“They’ll ask for a dime with hungry eyes, but they’ll give you love for nothing!” ran the sensational blurb on its release. Psych Out was easily the most successful movie depicting San Francisco during the legendary “Summer of Love” although lets not get too excited here.
While the world watched on in varying degrees of intrigue at the antics of the love generation, few filmmakers ventured out to catch the lightning on Haight Ashbury’s streets, leaving Psych Out as the sole dramatisation of the period.
Psych Out’s producer, TV pop impresario Dick Clark, was evidently keeping a watchful eye on the hippy phenomena, and despite his Hollywood leanings, he managed to lift a sizeable chunk of ambience from the hippy hangouts of San Francisco.
The cast took a young Jack Nicholson, by then on the cusp of moving from Biker B-flicks to the mainstream, and Susan Strasberg, whose innocent beauty was enough to secure a fair amount of love interest on screen.
The plot concerns Strasberg’s deaf alter ego arriving in town in search of her renegade brother.
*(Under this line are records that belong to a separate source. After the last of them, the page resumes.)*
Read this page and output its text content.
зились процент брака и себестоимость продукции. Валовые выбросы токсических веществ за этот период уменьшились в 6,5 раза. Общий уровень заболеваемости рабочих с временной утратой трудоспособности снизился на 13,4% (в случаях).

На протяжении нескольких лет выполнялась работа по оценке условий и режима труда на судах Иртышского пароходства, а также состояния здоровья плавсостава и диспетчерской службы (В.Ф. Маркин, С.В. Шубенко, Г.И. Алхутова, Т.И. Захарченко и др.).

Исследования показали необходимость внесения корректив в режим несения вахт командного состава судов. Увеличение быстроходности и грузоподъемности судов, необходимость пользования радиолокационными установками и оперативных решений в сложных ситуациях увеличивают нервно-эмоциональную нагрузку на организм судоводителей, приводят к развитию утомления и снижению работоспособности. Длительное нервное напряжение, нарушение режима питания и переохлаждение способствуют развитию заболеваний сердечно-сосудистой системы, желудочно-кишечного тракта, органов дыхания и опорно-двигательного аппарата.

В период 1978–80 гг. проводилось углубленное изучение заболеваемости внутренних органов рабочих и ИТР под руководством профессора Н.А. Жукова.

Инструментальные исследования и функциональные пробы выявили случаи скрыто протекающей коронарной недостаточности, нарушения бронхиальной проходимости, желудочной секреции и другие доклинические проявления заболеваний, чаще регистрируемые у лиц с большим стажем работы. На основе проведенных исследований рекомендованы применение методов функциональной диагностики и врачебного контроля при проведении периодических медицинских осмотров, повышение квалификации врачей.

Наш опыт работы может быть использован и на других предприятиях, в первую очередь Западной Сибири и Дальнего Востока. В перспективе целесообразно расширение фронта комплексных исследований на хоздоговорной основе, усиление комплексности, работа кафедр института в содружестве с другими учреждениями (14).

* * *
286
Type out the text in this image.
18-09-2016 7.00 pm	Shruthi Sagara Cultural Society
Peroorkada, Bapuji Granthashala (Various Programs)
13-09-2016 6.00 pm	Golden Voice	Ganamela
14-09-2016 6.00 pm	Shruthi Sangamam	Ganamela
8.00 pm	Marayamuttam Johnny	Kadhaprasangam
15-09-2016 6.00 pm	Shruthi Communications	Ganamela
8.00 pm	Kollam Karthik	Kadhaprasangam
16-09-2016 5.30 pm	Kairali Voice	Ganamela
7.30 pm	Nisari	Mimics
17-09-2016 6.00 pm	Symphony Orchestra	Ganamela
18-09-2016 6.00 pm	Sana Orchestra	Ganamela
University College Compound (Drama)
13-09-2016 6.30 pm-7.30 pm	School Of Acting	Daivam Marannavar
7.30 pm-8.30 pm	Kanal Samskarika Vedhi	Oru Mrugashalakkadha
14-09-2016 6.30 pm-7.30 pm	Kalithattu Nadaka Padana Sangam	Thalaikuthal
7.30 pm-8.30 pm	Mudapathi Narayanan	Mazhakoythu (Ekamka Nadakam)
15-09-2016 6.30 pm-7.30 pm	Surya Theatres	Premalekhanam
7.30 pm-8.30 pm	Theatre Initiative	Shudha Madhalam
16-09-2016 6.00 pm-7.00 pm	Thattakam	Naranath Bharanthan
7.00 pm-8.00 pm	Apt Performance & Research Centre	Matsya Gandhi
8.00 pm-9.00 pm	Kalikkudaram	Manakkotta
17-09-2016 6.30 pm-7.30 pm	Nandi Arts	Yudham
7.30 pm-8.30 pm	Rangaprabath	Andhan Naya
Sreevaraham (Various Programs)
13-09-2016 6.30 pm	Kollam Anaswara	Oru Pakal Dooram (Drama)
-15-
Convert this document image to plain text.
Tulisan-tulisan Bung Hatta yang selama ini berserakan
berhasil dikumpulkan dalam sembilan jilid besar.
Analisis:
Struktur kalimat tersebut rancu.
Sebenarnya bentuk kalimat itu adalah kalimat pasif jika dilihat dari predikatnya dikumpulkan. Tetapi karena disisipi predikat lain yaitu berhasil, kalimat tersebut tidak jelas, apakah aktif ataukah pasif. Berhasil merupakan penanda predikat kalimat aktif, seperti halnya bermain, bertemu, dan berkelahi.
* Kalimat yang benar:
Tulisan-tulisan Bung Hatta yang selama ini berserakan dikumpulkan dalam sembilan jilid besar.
With nowhere to stay, she’s picked up by Nicholson and his band of musos, who act as her guide and mentor around San Francisco. With her elusive brother playing an intricate game of hide and seek, she ends up being dosed with STP, a concoction known to fry even the wackiest of brains. Although this all might sound a trifle sensationalist, there’s little to offend here.
AIP, the film’s producing agent, had been badly burned after their previous effort, The Trip, ran into all manner of problems with the censors due to its veiled promotion of LSD. As a result, Psych Out held back on any obvious drug promotion or slap and tickle.
Visually, there’s fair bit of visual vox pop from the Haight, while The Seeds and Strawberry Alarm Clock offer up some psychedelic intrigue for the soundtrack. Within a year, Nicholson would lift off into stardom, leaving behind the likes of Psych Out to be picked over by historians of the period.